All of these applied to my addiction of writer’s block.
And they apply to many of the changes we make New Year’s resolutions about, too. Especially the last item: every time you try to do the right thing, and fail, it can make you feel that much more lost, like your goal is that much more out of reach. So much so that some people don’t even bother to make New Year’s resolutions anymore, or mid-year resolutions or quarter-year resolutions or just-for-the-halibut resolutions; they refuse to pursue any changes in their lives at all.
But the truth about resolution failure is much brighter. As psychologists Joe Griffin and Ivan Tyrrell wrote in Freedom from Addiciton: The secret behind successful addiction busting:
Contrary to popular belief, the more times you try to stop, the more likely you are to stop your problem activity eventually… Nobody wakes up one morning and just stops being addicted… Emotionally, over time, you will have identified more and more with your addictive habit and progressively built a lifestyle around it.

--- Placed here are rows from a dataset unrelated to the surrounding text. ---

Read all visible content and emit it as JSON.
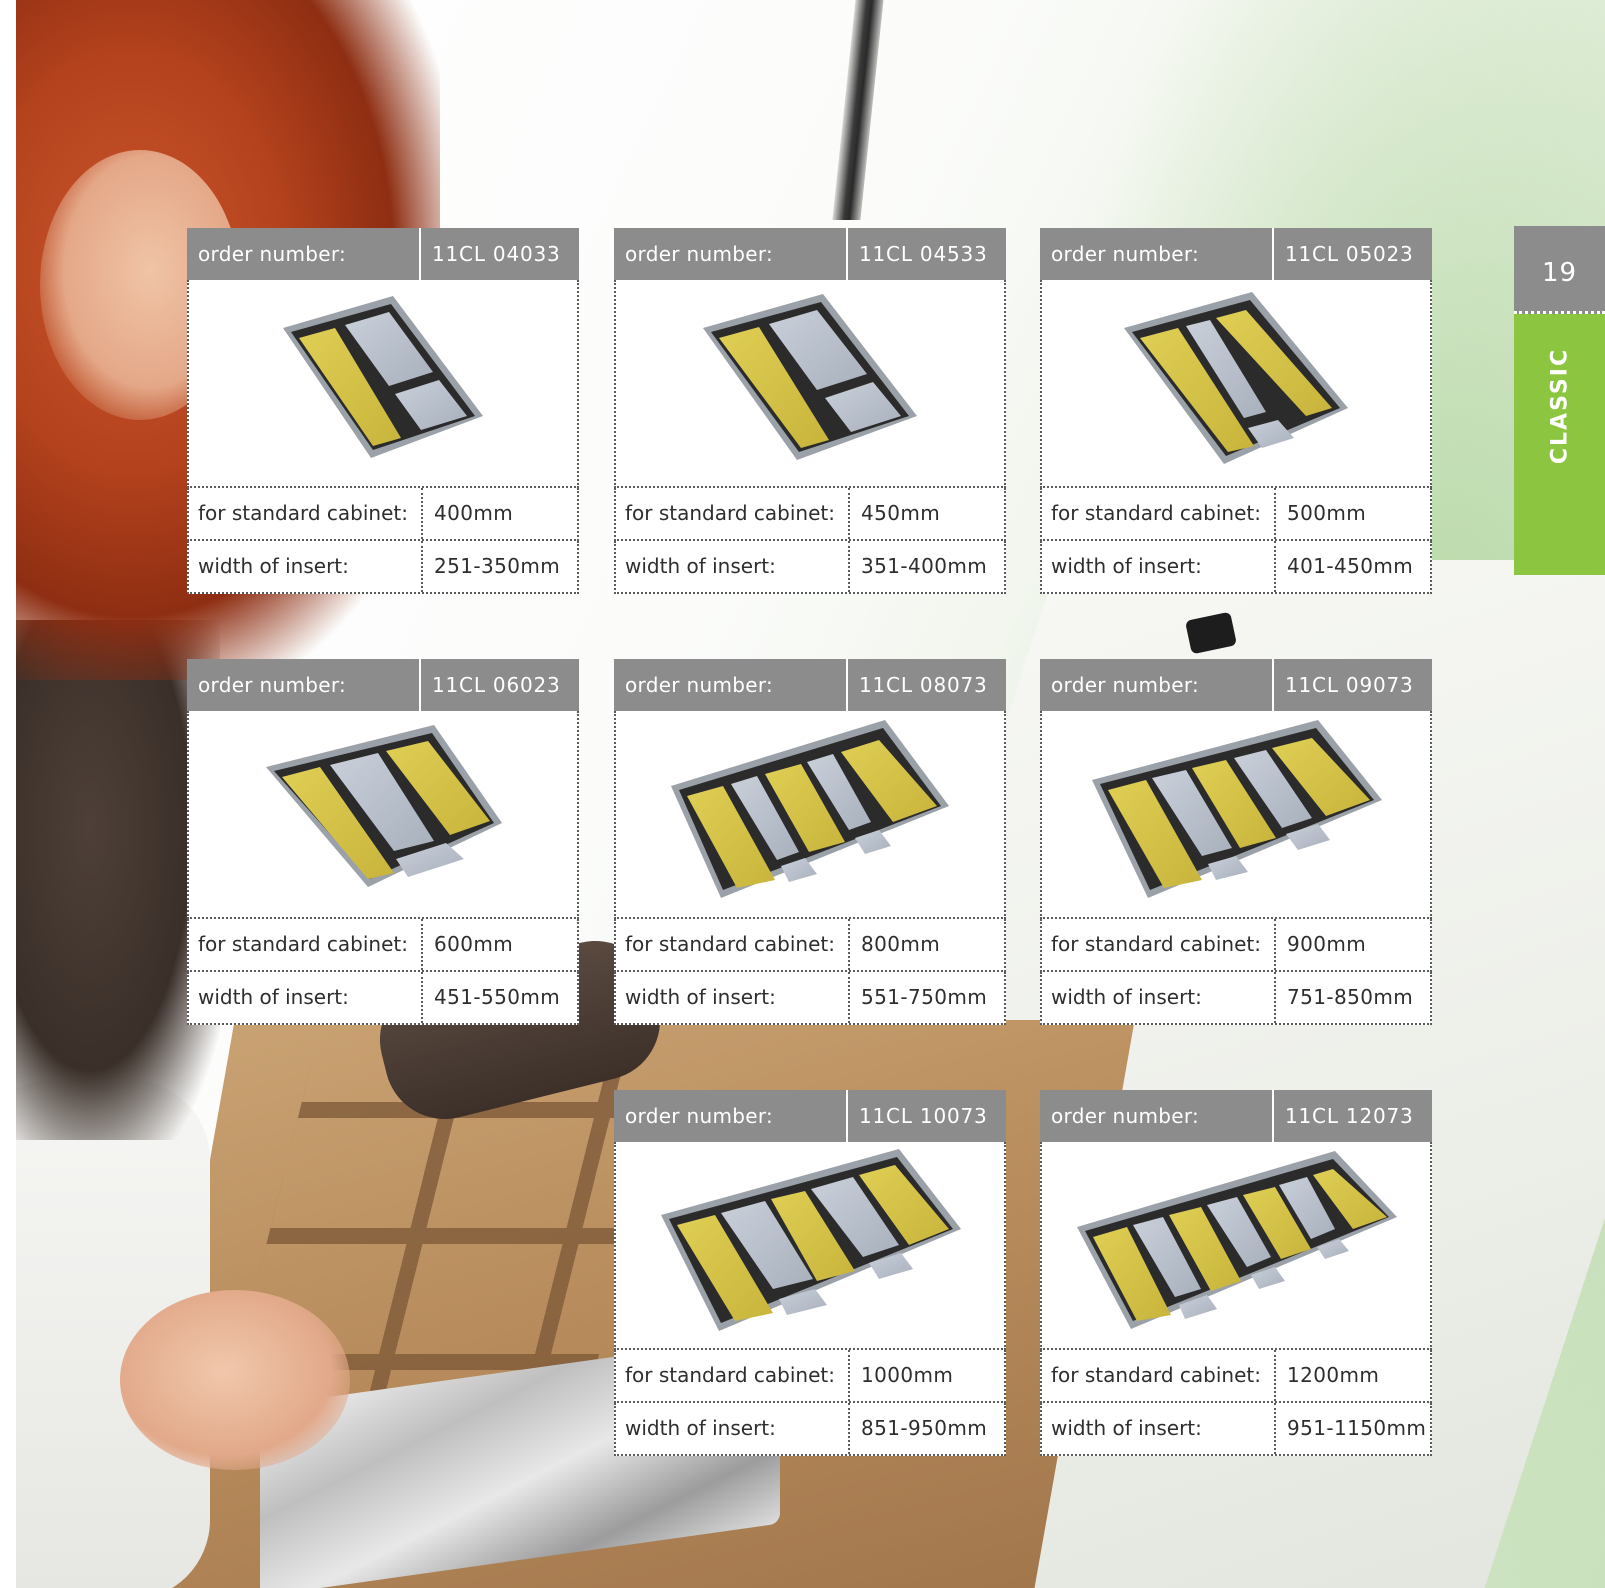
{
  "page": {
    "number": "19",
    "section": "CLASSIC",
    "colors": {
      "header_grey": "#8d8c8c",
      "tab_green": "#8cc53f",
      "tray_gold": "#d8c64a",
      "tray_silver": "#b9c2cf"
    }
  },
  "labels": {
    "order_number": "order number:",
    "standard_cabinet": "for standard cabinet:",
    "insert_width": "width of insert:"
  },
  "products": [
    {
      "order_number": "11CL 04033",
      "cabinet": "400mm",
      "insert_width": "251-350mm",
      "tray_icon": "cutlery-tray-2-compartment"
    },
    {
      "order_number": "11CL 04533",
      "cabinet": "450mm",
      "insert_width": "351-400mm",
      "tray_icon": "cutlery-tray-2-compartment"
    },
    {
      "order_number": "11CL 05023",
      "cabinet": "500mm",
      "insert_width": "401-450mm",
      "tray_icon": "cutlery-tray-3-compartment"
    },
    {
      "order_number": "11CL 06023",
      "cabinet": "600mm",
      "insert_width": "451-550mm",
      "tray_icon": "cutlery-tray-3-compartment"
    },
    {
      "order_number": "11CL 08073",
      "cabinet": "800mm",
      "insert_width": "551-750mm",
      "tray_icon": "cutlery-tray-5-compartment"
    },
    {
      "order_number": "11CL 09073",
      "cabinet": "900mm",
      "insert_width": "751-850mm",
      "tray_icon": "cutlery-tray-5-compartment"
    },
    {
      "order_number": "11CL 10073",
      "cabinet": "1000mm",
      "insert_width": "851-950mm",
      "tray_icon": "cutlery-tray-5-compartment"
    },
    {
      "order_number": "11CL 12073",
      "cabinet": "1200mm",
      "insert_width": "951-1150mm",
      "tray_icon": "cutlery-tray-7-compartment"
    }
  ]
}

That doesn’t just evaporate in a second. Just as it takes time for the addictive activity to take up a progressively greater proportion of your life, so it takes time for change to be put into place.
Now, not every missed New Year’s resolution is a sign of addiction. And not every writer’s block is an addiction. Writer’s block can be caused by numerous things, including stress, lack of preparation, physical illness, and drug side-effects. And missed resolutions can also be caused by a whole host of factors.
But figuring out how to navigate those factors is part of making a change in your life. And if you feel like giving up on your New Year’s resolution, maybe that’s just a sign that you should try again, try something else, try something different, keep trying to succeed.